The July 2010 Daring Cooks’ Challenge was hosted by Margie of More Please and Natashya of Living in the Kitchen with Puppies. They chose to challenge Daring Cooks to make their own nut butter from scratch, and use the nut butter in a recipe. Their sources include Better with Nut Butter by Cooking Light Magazine, Asian Noodles by Nina Simonds, and Food Network online.
I looked through my pantry and found some raw almonds, so that is what helped me to decide to do almond butter. I used the nut butter to make one of my favourite curries - chicken korma. For my nut butter, I added no additional oil or salt. I left the seasoning to the cooking stage.
Nut butter - 1/4 c raw whole almonds ground until desired texture was achieved.
- The process for making various types of nut butters is essentially the same. Pour nuts into bowl of food processor. Grind the nuts in the processor until they form a paste or butter. The nuts first turn into powdery or grainy bits, then start to clump and pull away from the side of the bowl, and finally form a paste or butter. The total time required depends on the fat and moisture content of the nuts; grinding time will vary from roughly 1 to 4 minutes (assuming a starting volume of 1 to 2 cups [240 to 480 ml] nuts). Processing times for a variety of nuts are described below.
- You may add oil as desired during grinding to make the nut butter smoother and creamier or to facilitate grinding. Add oil in small increments, by the teaspoon for oily nuts like cashews or by the tablespoon for dryer/harder nuts like almonds. You may use the corresponding nut oil or a neutral vegetable oil like canola.
- The inclusion of salt in the nut butters is optional and to taste. If you make nut butters from salted nuts, peanuts or cashews for example, you will not need additional salt. We recommend making unsalted nut butters for use in the challenge recipes (and other savory recipes) since the recipes call for salt or salty ingredients. You can then adjust the salt to taste. If you are making nut butter for use as a spread, you should add salt according to your preference.
- Roasting the nuts before making nut butters is optional according to your preference. To roast nuts in the oven, preheat oven to 350 degrees F (180 degrees C/Gas Mark 4). Spread nuts in a single layer on a baking sheet or roasting pan. Bake for approximately 10 minutes or until nuts are fragrant and a shade darker in color. Allow nuts to cool before grinding. Roasted nuts will make butter with darker color than raw nuts.
- It’s helpful to keep in mind that the yield of nut butter is about half the original volume of nuts. If you start with 1 cup nuts, you’ll get about ½ cup nut butter.

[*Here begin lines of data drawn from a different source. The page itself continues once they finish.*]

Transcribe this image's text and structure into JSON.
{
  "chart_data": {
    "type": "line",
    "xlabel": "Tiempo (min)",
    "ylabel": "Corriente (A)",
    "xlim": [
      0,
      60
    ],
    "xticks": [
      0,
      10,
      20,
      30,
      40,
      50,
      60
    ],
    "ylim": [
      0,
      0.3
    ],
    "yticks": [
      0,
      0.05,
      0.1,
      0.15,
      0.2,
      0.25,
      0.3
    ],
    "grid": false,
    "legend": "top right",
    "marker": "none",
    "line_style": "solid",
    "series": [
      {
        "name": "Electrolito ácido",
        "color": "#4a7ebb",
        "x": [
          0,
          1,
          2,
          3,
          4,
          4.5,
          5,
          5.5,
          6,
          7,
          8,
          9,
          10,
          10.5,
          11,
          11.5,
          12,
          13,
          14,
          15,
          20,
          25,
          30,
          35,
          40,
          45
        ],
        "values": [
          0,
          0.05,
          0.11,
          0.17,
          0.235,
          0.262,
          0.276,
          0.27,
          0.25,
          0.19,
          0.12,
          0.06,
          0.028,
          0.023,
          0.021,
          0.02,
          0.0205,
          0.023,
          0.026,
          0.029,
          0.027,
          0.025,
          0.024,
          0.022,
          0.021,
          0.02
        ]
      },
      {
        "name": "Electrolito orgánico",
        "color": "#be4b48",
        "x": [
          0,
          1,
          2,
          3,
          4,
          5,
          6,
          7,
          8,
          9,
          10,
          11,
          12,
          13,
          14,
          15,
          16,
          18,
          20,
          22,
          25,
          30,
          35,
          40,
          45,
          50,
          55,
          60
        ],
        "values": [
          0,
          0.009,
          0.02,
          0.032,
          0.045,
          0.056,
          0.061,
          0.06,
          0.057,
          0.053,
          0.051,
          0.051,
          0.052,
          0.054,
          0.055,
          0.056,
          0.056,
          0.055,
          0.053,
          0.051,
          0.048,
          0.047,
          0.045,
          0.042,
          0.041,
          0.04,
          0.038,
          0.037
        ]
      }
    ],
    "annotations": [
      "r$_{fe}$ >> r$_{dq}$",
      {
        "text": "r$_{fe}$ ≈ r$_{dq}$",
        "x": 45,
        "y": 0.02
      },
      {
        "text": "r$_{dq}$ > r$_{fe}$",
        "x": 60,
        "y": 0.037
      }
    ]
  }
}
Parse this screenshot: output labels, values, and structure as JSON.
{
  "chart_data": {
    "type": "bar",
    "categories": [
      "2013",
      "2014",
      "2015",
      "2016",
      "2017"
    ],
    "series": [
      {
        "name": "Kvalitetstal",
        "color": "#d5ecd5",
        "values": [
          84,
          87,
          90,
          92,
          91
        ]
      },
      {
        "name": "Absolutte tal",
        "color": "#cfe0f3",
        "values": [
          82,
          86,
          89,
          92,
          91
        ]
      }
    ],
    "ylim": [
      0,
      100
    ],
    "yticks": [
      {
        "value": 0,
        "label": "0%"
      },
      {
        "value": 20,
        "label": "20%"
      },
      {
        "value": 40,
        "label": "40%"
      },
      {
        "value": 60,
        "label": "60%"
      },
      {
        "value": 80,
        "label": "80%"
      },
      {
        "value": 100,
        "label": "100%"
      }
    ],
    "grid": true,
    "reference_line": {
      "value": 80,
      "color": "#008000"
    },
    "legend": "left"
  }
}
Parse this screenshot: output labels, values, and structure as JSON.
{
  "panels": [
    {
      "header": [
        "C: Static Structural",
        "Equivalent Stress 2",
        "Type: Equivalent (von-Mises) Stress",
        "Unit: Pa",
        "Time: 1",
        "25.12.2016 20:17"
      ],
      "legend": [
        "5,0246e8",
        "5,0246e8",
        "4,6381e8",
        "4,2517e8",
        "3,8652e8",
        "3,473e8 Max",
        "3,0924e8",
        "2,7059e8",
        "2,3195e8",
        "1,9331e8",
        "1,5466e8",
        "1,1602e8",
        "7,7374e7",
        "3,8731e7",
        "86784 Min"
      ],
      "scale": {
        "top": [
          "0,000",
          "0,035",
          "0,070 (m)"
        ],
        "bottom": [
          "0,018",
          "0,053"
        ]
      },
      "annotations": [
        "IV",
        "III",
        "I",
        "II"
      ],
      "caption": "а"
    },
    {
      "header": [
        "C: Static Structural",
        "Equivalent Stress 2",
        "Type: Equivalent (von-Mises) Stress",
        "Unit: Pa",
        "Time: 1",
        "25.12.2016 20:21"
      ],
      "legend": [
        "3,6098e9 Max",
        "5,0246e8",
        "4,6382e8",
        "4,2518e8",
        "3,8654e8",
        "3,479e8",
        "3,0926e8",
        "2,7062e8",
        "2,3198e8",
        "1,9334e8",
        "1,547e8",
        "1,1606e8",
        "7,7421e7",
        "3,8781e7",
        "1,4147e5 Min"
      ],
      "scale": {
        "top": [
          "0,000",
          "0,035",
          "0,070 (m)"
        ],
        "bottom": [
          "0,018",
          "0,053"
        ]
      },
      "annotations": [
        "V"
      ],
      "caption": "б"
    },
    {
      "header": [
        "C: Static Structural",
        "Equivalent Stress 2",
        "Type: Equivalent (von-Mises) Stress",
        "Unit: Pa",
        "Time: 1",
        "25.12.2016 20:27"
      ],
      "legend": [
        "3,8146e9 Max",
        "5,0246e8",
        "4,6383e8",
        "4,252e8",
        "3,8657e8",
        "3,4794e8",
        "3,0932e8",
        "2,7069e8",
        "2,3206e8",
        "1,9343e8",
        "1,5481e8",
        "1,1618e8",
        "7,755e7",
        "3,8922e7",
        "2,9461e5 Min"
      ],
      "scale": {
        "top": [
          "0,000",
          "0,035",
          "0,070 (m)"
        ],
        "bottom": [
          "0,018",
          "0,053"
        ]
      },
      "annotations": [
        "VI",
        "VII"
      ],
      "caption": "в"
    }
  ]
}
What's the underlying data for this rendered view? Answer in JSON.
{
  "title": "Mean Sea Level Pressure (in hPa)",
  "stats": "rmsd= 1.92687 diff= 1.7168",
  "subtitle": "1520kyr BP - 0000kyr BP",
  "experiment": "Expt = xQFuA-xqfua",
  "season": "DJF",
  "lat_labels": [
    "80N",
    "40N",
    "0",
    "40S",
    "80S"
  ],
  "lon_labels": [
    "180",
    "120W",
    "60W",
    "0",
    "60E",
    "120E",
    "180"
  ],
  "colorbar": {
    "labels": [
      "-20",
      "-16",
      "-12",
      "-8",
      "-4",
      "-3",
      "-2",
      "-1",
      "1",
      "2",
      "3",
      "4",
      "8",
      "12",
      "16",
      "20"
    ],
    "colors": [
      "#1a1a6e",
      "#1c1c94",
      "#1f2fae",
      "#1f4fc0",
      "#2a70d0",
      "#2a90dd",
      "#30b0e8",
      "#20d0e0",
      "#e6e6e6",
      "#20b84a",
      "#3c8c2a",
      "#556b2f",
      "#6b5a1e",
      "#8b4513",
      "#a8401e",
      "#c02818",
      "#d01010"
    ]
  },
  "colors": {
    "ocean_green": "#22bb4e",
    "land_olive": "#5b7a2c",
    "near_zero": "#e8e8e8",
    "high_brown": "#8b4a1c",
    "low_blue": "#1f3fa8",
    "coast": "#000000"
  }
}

- The consistency of nut butters varies from thin & soft (almost pourable) to very thick and hard depending on the fat content of the nut. (See links below for nutrition info on variety of nuts.) Homemade nut butters will probably not be as smooth as commercial products.
- Homemade nut butters are more perishable than commercial products and should be stored in the refrigerator. The nut butters harden & thicken somewhat upon chilling.
I then used it in a recipe for korma I found on a Jamie Oliver Forum. Here is the link. http://www.jamieoliver.com/forum/viewtopic.php?id=27153 It was a very tasty version indeed!
1.kg Chicken breast or mini breast fillets
1 heaped tablespoon of finely grated fresh ginger
3 cloves of garlic, minced
150g thick (plain) yogurt (I used Liberty Mediterranean Style Plain)
1 dried red chilli
2 finely chopped onions
1 tbsp ghee or veg. oil
1 tbsp ground coriander
Pinch of ground black pepper
1 tsp turmeric
1 tsp garam masala
75g creamed coconut (I substituted 2/3 c low fat coconut milk)
salt, to taste
2 heaped tbsps ground almonds (this is where I added my nut butter)
finely chopped Coriander Leaves, to garnish (omitted)
juice of 1/2 lemon (omitted)
My omissions were purely a personal taste thing - I wanted to taste the dish in its purest form. Yes, I am that obsessed about Indian food.
1. Cut the chicken breasts into bite sized chunks
2. Mix the chicken with the ginger, garlic and yogurt. Cover and marinade for 12 hours or in the fridge overnight.
3. Liquidise the chopped onion and red chillies, add a little water if you need to. blend til smooth.
4. Heat the ghee/oil in a pan.
5. Add the ground coriander, ground black pepper, turmeric and garam masala and stir fry for about 1-minute over a low heat.
6. Turn up the heat, add the onion and chilli paste and stir fry for 10-minutes.
7. Add the chicken and the marinade and continue to stir fry for another 10-minutes.
8. Add the creamed coconut and enough water to *just* cover the chicken and bring to the boil, stirring until the coconut is dissolved. Stir in the ground almonds.
9. Reduce heat to low, cover the pan and simmer until the chicken is tender (30-40 minutes).
10. Remove from heat, add lemon juice and salt to taste. Mix well.
The final product was very delicious and tasted even better the next day as leftovers. The combination of the almonds, ginger, garlic and coconut milk made for a nice creamy rich tasting sauce.